Car, en effet, on savait que des pays du Sud européen, comme aussi ceux du Centre et de l'Est, ces derniers nouvellement libérés de la tutelle du régime soviétique, ne répondaient pas aux critères de Copenhague (notamment économiques) d'adhésion et avaient besoin d'un temps important de «rodage», si bien pour leur entrée dans la CE/UE que, pour certains d'entre eux, pour leur participation à la zone euro. Au niveau de la zone euro, la conformité aux critères de Maastricht devrait aller au-delà de leur lettre et, eu égard à leur esprit, être, à l'époque, observée sur une plus longue période, à la fois pour vérifier leur permanence et stabilité que pour permettre aux pays candidats d'acquérir grâce, entre autres (et pas uniquement), à leur monnaie nationale, une compétitivité, d'abord commerciale, et, ensuite, plus largement économique (certains profitant, entretemps, d'un régime d'association, dans un schéma de cercles concentriques).
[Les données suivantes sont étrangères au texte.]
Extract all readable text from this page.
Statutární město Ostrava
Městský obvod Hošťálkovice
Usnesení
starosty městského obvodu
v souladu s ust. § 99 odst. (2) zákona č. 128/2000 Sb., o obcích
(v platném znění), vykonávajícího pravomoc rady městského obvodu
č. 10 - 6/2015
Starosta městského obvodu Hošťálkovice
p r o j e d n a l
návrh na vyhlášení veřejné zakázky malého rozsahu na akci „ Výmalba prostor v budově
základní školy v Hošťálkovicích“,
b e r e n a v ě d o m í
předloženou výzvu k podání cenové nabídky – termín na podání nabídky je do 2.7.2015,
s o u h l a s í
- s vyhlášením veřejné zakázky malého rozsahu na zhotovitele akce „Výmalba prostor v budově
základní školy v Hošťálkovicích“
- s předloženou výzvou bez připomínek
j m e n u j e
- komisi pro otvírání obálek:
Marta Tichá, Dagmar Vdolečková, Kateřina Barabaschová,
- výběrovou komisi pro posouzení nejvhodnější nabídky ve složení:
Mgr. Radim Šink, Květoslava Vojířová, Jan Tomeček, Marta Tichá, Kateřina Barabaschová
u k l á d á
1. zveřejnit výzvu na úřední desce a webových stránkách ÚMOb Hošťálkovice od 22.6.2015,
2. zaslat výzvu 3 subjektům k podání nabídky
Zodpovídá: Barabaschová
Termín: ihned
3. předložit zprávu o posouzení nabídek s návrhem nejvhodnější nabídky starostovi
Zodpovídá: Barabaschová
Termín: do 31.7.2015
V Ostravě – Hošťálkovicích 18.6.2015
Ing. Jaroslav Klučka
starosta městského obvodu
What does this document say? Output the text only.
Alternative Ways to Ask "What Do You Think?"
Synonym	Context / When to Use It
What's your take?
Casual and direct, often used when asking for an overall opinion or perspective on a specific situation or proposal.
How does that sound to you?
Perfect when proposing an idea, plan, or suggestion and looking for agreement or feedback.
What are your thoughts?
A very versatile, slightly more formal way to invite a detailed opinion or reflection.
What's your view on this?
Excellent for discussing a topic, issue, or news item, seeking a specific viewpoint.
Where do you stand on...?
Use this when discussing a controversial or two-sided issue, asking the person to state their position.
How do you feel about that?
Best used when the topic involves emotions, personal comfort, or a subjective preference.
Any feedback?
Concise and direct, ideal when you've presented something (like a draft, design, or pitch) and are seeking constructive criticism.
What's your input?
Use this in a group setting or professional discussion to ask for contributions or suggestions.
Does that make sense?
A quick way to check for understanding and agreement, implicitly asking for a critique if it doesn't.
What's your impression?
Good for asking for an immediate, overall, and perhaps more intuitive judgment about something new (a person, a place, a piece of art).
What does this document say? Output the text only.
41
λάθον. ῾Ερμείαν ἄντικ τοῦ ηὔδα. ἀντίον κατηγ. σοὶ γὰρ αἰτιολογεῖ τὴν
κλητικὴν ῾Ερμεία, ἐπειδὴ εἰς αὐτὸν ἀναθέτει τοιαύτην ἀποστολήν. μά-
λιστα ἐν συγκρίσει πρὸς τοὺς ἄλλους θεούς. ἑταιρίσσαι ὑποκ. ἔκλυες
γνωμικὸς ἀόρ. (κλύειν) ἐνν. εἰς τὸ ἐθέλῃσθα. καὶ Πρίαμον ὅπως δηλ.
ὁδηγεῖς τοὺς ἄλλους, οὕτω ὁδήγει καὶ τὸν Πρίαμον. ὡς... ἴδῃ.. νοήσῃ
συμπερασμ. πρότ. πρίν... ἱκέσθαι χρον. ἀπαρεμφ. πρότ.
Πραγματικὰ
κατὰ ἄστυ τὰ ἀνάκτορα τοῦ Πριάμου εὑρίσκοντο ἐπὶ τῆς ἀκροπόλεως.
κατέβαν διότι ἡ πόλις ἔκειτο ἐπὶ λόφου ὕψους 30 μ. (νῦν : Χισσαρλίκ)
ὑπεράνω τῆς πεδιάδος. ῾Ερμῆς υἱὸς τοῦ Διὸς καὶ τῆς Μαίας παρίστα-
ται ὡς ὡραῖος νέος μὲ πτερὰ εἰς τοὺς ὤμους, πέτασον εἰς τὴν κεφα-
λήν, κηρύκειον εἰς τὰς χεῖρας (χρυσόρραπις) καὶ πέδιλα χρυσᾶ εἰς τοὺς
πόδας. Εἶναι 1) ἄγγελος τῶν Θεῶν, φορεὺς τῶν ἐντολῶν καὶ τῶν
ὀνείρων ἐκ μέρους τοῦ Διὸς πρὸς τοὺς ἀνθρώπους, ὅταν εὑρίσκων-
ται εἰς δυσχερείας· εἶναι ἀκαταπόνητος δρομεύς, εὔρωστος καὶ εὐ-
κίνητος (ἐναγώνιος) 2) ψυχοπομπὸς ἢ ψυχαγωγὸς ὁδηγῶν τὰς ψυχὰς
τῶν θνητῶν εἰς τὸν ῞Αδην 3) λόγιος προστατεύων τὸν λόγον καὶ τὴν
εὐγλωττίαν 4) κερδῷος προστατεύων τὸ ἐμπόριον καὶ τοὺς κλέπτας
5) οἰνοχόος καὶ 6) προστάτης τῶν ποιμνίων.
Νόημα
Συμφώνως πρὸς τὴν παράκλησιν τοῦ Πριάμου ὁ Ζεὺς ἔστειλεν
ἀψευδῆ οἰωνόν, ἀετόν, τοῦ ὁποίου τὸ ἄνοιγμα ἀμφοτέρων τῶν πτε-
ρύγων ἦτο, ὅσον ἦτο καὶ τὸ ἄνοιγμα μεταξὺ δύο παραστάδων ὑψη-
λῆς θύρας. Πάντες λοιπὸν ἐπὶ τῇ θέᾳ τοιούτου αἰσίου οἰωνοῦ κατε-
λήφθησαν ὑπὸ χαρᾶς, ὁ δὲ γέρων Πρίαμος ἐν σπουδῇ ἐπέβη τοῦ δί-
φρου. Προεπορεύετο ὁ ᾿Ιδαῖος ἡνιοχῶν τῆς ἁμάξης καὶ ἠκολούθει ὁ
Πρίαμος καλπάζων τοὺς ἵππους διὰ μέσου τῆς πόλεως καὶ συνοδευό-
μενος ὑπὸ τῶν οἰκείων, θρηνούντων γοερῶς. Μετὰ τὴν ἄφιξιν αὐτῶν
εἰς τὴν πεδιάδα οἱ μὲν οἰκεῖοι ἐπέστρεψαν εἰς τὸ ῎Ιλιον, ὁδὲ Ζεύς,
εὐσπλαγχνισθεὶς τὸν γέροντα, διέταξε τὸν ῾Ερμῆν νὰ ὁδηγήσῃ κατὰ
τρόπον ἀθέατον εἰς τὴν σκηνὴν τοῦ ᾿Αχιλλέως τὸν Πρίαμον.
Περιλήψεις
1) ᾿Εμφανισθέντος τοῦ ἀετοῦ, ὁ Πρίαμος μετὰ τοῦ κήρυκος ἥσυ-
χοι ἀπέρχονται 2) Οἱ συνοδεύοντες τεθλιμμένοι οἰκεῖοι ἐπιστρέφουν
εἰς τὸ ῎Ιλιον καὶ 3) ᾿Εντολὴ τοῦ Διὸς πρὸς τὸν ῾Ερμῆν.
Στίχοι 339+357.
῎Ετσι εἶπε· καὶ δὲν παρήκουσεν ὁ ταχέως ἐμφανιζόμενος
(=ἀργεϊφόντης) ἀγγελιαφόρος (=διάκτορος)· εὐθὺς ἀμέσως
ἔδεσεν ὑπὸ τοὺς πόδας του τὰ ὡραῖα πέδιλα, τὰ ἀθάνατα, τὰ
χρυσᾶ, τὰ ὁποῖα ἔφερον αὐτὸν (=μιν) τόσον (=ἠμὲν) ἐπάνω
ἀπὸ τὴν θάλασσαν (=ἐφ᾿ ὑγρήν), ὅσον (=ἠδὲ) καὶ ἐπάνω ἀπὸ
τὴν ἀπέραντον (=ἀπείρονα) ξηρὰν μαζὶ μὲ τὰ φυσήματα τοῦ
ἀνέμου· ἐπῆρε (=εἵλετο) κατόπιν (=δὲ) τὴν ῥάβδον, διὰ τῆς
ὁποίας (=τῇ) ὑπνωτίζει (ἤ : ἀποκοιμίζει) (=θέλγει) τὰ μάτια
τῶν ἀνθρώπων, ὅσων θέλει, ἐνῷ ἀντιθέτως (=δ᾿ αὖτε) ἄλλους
D'ailleurs, en dehors de cette dimension de «stress» économique, dû à ce type d'élargissements et de participations à la zone euro, il y a aussi les dégâts de paralysies, dus à l'entrée au système de dirigeants eurosceptiques, parfois europhobes, à la grande multiplication des cycles politiques (élections nationales et sous nationales, législatives et, dans nombre de cas, présidentielles) interférant avec les cycles économiques nationaux et avec celui de l'Union européenne et de son projet économique et monétaire, voire aussi politique.
C'est pourquoi le proposé Traité pour la stabilité, la coordination et la gouvernance, indépendamment de ses mérites et carences intrinsèques (économiques et juridico-institutionnels) est une tentative, souhaitons-le réussie, d'y accueillir ceux de la zone euro et les autres, qui accepteraient de nouveaux et plus rigoureux règles du jeu (malheureusement édulcorées, depuis les premières annonces du couple-franco-allemand), et de mieux contrôler, par la suite, leur comportement afférent, avec des sanctions qui pousseraient, les «récalcitrants» vers l'antichambre du retrait.
Dans cette urgence d'agir, que le débat des analystes et des décideurs puisse donc porter sur la correction de ces dérapages-déviations, avant de se livrer, par une fuite en avant, sans chances de réussite, à un exercice d'échafaudage de schémas maximalistes (fédéralisme institutionnel et économique) ou des formules minimalistes d'intergouvernementalisme (celles d'un retour à l'Europe des États, dont les Européens ont connu les dégâts sociétaux, suite à deux grandes guerres meurtrières, deux fois dans la même moitié de siècle, à un protectionnisme dévastateur, à des conflits régionaux et ethniques, à une fragmentation de la voix du Continent sur la scène internationale, les mettant ainsi sur la pente glissante du déclin).
En somme, le temps est arrivé pour sortir de la recherche de l'unanimisme et de l'illusion d'un cadre pour tous, qui conduit inexorablement à l'Europe à la carte et, à terme, à la dilution de l'Union dans une zone de libre-échange.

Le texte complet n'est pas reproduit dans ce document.